Hey Joel, thanks for chiming in!
Regarding dependencies - while it's possible to provide
pluggable interfaces, the issue I'm concerned about is
conflicting versions of transitive dependencies at
runtime. For example, I used a java agent that had a
different version of snakeyaml, and it ended up breaking
C*'s startup sequence [1]. I suggest putting external
modules on separate threads with their own classpath to
avoid this issue.
I think there's quite a bit of overlap between the two
desires expressed in this thread, even though they achieve
very different results. I personally can't see myself
using something that treats an object store as cold
storage where SSTables are moved (implying they weren't
there before), and I've expressed my concerns with this,
but other folks seem to want it and that's OK. I feel
very strongly that treating local storage as a cache with
the full dataset on object store is a better approach, but
ultimately different people have different priorities.
Either way, stuff is moved to object store at some point,
and pulled to the local disk on demand.
I am *firmly* of the position that this CEP should not
exclude the local storage as cache option, and should be
accounted for in the design.
Jon
[1]https://issues.apache.org/jira/browse/CASSANDRA-19663
On Thu, Mar 6, 2025 at 10:31 AM Joel Shepherd
<sheph...@amazon.com> wrote:
On 3/6/2025 7:16 AM, Jon Haddad wrote:
Assuming everything else is identical, might not
matter for S3. However, not every object store has a
filesystem mount.
Regarding sprawling dependencies, we can always make
the provider specific libraries available as a
separate download and put them on their own thread
with a separate class path. I think in JVM dtest does
this already. Someone just started asking about IAM
for login, it sounds like a similar problem.

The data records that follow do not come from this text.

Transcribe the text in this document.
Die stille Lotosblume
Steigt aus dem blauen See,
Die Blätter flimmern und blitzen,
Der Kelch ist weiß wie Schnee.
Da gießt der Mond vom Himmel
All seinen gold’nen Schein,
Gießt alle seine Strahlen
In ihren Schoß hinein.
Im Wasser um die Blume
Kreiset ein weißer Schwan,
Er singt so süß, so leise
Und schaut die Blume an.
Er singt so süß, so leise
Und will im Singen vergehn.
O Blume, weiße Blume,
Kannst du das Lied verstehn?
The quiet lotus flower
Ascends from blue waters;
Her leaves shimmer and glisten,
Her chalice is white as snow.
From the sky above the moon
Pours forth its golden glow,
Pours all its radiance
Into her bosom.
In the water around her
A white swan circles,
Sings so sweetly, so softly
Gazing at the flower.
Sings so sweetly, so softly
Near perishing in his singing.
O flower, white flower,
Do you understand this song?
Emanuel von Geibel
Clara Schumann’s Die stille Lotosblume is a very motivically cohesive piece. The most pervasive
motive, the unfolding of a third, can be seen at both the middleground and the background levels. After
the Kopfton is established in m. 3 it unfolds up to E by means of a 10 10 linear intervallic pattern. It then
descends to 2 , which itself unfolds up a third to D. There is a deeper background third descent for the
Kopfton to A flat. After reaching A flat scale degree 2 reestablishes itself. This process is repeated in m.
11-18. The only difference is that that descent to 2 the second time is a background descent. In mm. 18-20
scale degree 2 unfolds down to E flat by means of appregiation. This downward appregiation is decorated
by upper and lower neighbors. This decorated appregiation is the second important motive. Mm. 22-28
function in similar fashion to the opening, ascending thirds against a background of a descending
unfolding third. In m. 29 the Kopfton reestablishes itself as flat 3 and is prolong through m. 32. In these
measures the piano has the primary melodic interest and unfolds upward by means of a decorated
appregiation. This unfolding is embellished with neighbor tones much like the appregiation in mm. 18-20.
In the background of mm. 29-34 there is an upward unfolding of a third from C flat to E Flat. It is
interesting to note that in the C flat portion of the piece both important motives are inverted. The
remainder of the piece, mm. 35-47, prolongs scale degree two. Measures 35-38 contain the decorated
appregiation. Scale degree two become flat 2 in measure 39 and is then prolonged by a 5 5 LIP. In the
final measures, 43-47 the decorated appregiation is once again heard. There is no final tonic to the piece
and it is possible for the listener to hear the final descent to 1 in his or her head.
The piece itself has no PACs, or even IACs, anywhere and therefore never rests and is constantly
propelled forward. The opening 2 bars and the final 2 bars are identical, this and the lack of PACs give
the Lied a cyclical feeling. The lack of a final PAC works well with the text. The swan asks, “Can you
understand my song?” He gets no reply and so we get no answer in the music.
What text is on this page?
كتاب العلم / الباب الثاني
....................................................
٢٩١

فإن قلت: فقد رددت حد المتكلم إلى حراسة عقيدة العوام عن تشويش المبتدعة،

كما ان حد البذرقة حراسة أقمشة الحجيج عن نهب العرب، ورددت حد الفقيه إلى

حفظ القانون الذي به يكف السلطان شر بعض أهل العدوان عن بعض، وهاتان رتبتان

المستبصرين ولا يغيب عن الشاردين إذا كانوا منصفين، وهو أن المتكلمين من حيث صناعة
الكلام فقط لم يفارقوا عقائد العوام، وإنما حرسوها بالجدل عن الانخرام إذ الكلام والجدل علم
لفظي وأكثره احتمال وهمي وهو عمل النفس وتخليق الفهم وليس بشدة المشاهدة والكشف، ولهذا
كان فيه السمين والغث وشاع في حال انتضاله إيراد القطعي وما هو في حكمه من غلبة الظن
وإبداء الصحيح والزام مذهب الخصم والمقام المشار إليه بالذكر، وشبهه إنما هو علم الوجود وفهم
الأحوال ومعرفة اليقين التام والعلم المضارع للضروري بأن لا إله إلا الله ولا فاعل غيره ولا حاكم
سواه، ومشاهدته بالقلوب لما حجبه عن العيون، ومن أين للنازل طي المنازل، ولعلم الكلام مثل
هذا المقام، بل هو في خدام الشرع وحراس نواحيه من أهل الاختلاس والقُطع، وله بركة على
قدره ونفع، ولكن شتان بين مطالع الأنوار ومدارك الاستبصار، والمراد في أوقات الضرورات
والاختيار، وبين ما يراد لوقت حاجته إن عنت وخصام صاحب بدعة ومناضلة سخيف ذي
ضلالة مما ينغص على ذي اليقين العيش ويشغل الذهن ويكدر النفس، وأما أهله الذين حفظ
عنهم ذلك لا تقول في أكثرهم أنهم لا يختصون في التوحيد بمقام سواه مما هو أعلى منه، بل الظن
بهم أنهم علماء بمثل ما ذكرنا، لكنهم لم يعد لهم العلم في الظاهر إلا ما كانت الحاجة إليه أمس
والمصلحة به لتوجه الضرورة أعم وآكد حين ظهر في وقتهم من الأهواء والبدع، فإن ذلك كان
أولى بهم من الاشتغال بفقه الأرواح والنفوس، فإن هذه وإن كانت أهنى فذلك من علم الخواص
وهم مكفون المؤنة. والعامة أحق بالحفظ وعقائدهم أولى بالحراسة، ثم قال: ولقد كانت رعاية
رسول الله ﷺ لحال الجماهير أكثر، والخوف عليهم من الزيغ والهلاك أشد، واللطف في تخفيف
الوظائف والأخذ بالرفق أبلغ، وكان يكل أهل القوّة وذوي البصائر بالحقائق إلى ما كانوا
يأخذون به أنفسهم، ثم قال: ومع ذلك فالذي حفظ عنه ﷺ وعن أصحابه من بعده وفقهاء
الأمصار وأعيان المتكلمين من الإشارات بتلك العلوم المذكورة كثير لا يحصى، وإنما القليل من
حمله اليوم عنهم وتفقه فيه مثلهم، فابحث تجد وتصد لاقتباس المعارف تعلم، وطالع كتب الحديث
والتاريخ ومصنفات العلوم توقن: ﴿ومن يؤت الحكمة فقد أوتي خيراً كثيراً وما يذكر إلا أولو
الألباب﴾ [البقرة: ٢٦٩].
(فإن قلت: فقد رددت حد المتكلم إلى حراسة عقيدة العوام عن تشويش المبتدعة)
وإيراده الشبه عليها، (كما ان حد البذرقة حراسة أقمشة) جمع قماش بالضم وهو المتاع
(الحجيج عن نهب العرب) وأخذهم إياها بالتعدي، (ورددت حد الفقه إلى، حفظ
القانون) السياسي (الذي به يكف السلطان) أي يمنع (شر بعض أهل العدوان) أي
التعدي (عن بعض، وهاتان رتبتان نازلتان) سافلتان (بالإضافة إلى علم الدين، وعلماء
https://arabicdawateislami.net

That was me. :-) Cassandra's auth already has fairly
well defined interfaces and a plug-in mechanism, so
it's easy to vend alternative auth solutions without
polluting the main project's dependency graph, at
build-time anyway. A similar approach could be
beneficial for CEP-36, particularly (IMO) for
cold-storage purposes. I suspect decoupling pluggable
alternate channel proxies for cold storage from
configurable alternate channel proxies for redirecting
data locally to free up space, migrate to a different
storage device, etc., would make both easier. The CEP
seems to be trying to do both, but they smell like
pretty different goals to me.
Thanks -- Joel.
On Thu, Mar 6, 2025 at 12:53 AM Benedict
<bened...@apache.org> wrote:
I think another way of saying what Stefan may be
getting at is what does a library give us that an
appropriately configured mount dir doesn’t?
We don’t want to treat S3 the same as local disk,
but this can be achieved easily with config. Is
there some other benefit of direct integration?
Well defined exceptions if we need to distinguish
cases is one that maybe springs to mind but
perhaps there are others?
On 6 Mar 2025, at 08:39, Štefan Miklošovič
<smikloso...@apache.org> wrote:
That is cool but this still does not show /
explain how it would look like when it comes to
dependencies needed for actually talking to
storages like s3.
Maybe I am missing something here and please
explain when I am mistaken but If I understand
that correctly, for talking to s3 we would need
to use a library like this, right? (1). So that
would be added among Cassandra dependencies?
Hence Cassandra starts to be biased against s3?
Why s3? Every time somebody comes up with a new
remote storage support, that would be added to
classpath as well? How are these dependencies
going to play with each other and with Cassandra
in general? Will all these storage
provider libraries for arbitrary clouds be even
compatible with Cassandra licence-wise?
I am sorry I keep repeating these questions but
this part of that I just don't get at all.
We can indeed add an API for this, sure sure,
why not. But for people who do not want to deal
with this at all and just be OK with a FS
mounted, why would we block them doing that?
(1)
https://github.com/aws/aws-sdk-java/blob/master/aws-java-sdk-s3/pom.xml
On Wed, Mar 5, 2025 at 3:28 PM Mick Semb Wever
<m...@apache.org> wrote:
.
It’s not an area where I can currently
dedicate engineering effort. But if
others are interested in contributing a
feature like this, I’d see it as
valuable for the project and would be
happy to collaborate on
design/architecture/goals.
Jake mentioned 17 months ago a custom
FileSystemProvider we could offer.
None of us at DataStax has gotten around to
providing that, but to quickly throw
something over the wall this is it:
https://github.com/datastax/cassandra/blob/main/src/java/org/apache/cassandra/io/storage/StorageProvider.java
(with a few friend classes under
o.a.c.io.util)
We then have a RemoteStorageProvider,
private in another repo, that implements
that and also provides the
RemoteFileSystemProvider that Jake refers to.
Hopefully that's a start to get people
thinking about CEP level details, while we
get a cleaned abstract of
RemoteStorageProvider and friends to offer.